90% of our 7.19 pages were indexed! I checked back later, and all but 4 of 500 pages were indexed. Google finally agrees with us! Current version pages are canonical. And more importantly, you get accurate results again when searching our docs.
5. The recommendation
Whew, the payoff! So you've got a documentation site, with duplicate content across versions. You don't want to re-live our awful experience of de-indexing your docs. What should you do?
Build a cohesive picture about the canonical source.
There's no one thing that resolved our situation. Search engines take a wholistic look at your website, and you need to make sure every version is telling a consistent story. Hints and signals compound. The more comprehensive story you tell, the more likely search engines are to agree with your canonical suggestions.
More specifically, in our experience that means:
- Use
link rel=canonical
tags on all older version documents, pointed at the current version. - Submit a sitemap that contains absolute URLs of only the current version of documents.
There's not much there, but any slight deviation can cause havoc.
Some other important notes
-
link rel=canonical
is only a suggestion!
It is definitely important to specify canonicals, but they aren't a guarantee. Search engines might very well choose a different page if the comprehensive story suggests your preferred canonical is incorrect.
- Self-referential canonicals are probably not helpful.
The only time they're helpful is when the visited URL doesn't match the canonical URL. If links to your docs include query-string parameters for tracking, they might be helpful. That's not how we use our docs, so declaring a self-referential canonical would give a search engine as much information as declaring no canonical.
- Probably don't use
noindex
.
This is straying a bit from science, as my experimentation suggested that removing the noindex
tag from our older versions was actually detrimental to our situation. But hear me out.
- All of my results at the time I ran that experiment were confusing, inconsistent, and reliable. I think removing
noindex
before The Big Recrawl (when we released a new version) would have also resulted in strong canonicalization success. -
Google recommends that you don't use
noindex
to prevent canonicalization:We don't recommend using noindex to prevent selection of a canonical page within a single site, because it will completely block the page from Search. rel="canonical" link annotations are the preferred solution.

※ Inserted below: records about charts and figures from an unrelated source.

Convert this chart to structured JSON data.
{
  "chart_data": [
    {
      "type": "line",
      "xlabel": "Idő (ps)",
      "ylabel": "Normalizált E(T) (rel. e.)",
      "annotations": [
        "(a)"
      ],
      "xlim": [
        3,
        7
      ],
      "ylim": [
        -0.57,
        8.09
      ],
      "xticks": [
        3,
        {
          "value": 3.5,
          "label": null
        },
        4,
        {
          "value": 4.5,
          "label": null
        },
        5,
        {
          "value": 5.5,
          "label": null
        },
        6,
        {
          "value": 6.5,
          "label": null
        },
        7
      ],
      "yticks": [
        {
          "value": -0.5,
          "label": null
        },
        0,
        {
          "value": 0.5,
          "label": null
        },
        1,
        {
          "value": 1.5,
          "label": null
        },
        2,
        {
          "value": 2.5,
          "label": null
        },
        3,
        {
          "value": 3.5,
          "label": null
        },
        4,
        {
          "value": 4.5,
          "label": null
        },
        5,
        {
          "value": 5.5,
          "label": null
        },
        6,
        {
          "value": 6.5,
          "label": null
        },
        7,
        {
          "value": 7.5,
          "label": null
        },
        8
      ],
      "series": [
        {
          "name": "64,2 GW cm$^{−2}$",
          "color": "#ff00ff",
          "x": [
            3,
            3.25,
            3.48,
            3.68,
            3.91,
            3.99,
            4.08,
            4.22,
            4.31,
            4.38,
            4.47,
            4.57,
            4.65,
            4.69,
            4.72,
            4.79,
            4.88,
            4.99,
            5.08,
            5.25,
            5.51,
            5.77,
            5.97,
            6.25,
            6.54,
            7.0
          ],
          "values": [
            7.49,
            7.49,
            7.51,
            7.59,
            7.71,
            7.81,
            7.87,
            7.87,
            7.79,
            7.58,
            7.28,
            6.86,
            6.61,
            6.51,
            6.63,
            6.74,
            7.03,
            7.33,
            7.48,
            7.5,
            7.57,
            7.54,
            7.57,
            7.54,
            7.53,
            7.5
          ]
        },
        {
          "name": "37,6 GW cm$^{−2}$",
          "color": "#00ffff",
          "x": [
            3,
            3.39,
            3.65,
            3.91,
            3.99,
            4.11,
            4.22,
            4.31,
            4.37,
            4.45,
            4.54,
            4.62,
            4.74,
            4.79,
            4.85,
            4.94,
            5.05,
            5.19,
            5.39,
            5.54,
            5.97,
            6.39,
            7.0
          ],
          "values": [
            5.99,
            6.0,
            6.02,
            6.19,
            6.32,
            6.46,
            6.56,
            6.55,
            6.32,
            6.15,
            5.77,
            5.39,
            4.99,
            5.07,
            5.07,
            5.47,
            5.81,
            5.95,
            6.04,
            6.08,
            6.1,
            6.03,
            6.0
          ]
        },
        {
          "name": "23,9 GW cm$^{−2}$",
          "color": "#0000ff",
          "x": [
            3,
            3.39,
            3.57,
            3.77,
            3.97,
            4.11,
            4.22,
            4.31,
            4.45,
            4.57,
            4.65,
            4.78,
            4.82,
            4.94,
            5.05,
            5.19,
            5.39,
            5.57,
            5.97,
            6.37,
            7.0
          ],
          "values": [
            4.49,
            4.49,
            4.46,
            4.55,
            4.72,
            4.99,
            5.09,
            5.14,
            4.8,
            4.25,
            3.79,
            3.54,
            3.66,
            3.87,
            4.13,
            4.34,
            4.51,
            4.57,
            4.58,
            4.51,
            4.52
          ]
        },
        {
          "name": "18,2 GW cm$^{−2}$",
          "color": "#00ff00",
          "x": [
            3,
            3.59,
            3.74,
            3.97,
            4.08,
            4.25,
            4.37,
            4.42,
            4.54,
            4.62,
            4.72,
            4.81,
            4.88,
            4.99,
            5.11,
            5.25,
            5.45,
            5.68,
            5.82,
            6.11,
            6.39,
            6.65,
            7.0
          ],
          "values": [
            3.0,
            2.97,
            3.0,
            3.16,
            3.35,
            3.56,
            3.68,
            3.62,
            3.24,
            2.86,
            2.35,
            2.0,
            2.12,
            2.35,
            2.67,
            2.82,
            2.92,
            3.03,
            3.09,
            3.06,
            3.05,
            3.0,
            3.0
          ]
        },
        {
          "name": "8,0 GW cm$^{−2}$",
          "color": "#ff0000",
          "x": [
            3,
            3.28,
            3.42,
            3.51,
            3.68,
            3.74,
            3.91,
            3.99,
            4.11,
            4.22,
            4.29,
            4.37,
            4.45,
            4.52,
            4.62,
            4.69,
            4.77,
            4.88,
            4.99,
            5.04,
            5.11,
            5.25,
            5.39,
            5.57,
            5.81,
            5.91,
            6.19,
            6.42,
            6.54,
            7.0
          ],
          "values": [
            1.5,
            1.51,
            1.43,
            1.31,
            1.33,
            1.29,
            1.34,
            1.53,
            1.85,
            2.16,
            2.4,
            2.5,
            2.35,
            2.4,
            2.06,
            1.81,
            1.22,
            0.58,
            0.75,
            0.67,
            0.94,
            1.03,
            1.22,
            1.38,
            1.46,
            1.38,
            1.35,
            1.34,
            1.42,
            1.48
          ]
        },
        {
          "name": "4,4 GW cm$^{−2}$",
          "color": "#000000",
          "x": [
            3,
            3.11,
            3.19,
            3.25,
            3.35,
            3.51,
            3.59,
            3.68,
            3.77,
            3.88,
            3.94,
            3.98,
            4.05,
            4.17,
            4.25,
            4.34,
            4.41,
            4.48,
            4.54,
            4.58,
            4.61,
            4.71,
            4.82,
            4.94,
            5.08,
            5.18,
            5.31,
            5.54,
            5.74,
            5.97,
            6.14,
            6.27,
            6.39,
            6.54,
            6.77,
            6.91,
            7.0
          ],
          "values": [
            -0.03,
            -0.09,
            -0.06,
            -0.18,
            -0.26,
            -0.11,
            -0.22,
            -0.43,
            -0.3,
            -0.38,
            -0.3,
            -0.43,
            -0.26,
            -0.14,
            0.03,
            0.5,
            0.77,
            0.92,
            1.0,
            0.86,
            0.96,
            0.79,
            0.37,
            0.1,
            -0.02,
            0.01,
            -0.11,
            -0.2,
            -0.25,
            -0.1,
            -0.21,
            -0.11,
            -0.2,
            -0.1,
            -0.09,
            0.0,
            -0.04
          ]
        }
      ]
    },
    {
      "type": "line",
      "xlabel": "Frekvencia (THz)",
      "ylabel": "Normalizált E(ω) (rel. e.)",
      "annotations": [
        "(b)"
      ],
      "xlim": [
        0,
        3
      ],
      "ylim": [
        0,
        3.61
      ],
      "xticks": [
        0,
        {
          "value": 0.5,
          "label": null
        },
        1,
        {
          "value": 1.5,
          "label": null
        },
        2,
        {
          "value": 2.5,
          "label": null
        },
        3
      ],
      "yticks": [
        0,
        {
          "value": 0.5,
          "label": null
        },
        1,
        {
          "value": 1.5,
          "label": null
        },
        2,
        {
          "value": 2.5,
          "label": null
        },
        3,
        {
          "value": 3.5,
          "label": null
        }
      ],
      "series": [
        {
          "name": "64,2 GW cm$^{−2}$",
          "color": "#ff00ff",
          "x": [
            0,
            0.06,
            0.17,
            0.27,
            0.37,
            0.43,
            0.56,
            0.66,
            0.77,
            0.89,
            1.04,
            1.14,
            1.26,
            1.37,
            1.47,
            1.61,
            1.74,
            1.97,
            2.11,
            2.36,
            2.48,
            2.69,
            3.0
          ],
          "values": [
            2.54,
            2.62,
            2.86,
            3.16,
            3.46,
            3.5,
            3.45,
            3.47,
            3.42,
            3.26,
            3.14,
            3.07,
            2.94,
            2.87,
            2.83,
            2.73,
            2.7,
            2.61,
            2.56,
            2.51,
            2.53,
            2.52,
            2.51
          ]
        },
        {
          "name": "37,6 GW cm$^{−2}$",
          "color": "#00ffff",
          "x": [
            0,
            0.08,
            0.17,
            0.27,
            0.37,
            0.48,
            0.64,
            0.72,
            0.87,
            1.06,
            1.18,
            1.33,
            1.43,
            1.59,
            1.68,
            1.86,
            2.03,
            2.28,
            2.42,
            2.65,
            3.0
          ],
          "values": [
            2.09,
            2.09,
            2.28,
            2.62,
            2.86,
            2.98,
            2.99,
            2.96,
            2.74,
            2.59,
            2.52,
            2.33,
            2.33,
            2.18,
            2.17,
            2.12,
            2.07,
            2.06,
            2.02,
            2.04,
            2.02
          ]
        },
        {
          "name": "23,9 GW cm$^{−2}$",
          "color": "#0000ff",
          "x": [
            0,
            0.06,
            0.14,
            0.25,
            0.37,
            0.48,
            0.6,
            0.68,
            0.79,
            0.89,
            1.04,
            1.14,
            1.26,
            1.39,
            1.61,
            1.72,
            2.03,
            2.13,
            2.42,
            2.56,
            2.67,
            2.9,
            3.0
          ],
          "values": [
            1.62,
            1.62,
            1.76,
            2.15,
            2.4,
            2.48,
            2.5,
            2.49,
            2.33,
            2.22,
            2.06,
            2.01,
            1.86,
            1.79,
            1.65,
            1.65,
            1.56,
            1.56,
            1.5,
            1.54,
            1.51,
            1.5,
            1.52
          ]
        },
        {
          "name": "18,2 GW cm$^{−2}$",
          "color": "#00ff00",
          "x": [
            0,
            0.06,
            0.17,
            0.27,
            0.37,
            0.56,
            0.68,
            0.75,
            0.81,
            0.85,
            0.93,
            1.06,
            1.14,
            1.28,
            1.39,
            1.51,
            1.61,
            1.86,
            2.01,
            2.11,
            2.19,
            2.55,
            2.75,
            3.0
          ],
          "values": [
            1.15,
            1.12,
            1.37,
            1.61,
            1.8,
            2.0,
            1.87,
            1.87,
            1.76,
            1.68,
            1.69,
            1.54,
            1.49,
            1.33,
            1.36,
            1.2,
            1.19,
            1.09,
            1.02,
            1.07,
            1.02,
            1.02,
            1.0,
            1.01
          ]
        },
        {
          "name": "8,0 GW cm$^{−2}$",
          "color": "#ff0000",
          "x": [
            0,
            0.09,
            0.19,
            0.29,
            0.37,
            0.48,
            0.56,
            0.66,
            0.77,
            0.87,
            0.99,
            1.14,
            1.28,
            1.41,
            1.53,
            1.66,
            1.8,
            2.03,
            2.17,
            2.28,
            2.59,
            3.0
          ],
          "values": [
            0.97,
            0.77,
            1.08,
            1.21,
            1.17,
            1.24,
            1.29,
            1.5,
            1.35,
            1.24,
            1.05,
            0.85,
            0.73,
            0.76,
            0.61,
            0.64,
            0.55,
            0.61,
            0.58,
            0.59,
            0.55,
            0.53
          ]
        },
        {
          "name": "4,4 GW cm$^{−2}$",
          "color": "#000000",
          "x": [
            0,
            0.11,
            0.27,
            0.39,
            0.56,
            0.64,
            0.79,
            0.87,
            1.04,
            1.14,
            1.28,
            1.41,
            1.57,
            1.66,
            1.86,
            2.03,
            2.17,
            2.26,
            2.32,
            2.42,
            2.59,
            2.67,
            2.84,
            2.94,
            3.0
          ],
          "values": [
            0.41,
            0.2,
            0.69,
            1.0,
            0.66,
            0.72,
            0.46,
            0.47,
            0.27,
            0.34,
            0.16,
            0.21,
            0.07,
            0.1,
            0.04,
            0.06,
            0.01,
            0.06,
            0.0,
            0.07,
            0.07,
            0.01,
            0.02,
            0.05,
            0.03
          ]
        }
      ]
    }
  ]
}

Returning to my Ruby docs example from earlier — they have canonicalization problems, but their problems are way less severe than ours were. If we were indexing our old versions, our search wouldn't have broken. It would have served old versions for search results, but that's a much better situation for a stuck user than zero results.
Epic conclusion
This was the classic ambiguous and confusing software problem. The system was broken, and there was very little help pinpointing why. There are no examples on the internet about how to handle content duplication in versioned documentation. The horribly loose feedback loop when making changes, the unpredictability and inconsistency of canonical selection, it just all felt like I was powerless and guessing. As I got deeper into it, it became something I couldn't not solve. It haunted me a little. I had basically exhausted our appetite to figure it out when we took our final half-court shot. I'm glad it worked out, because that was probably my last attempt before saying "🤷🏼 sorry it just doesn't work."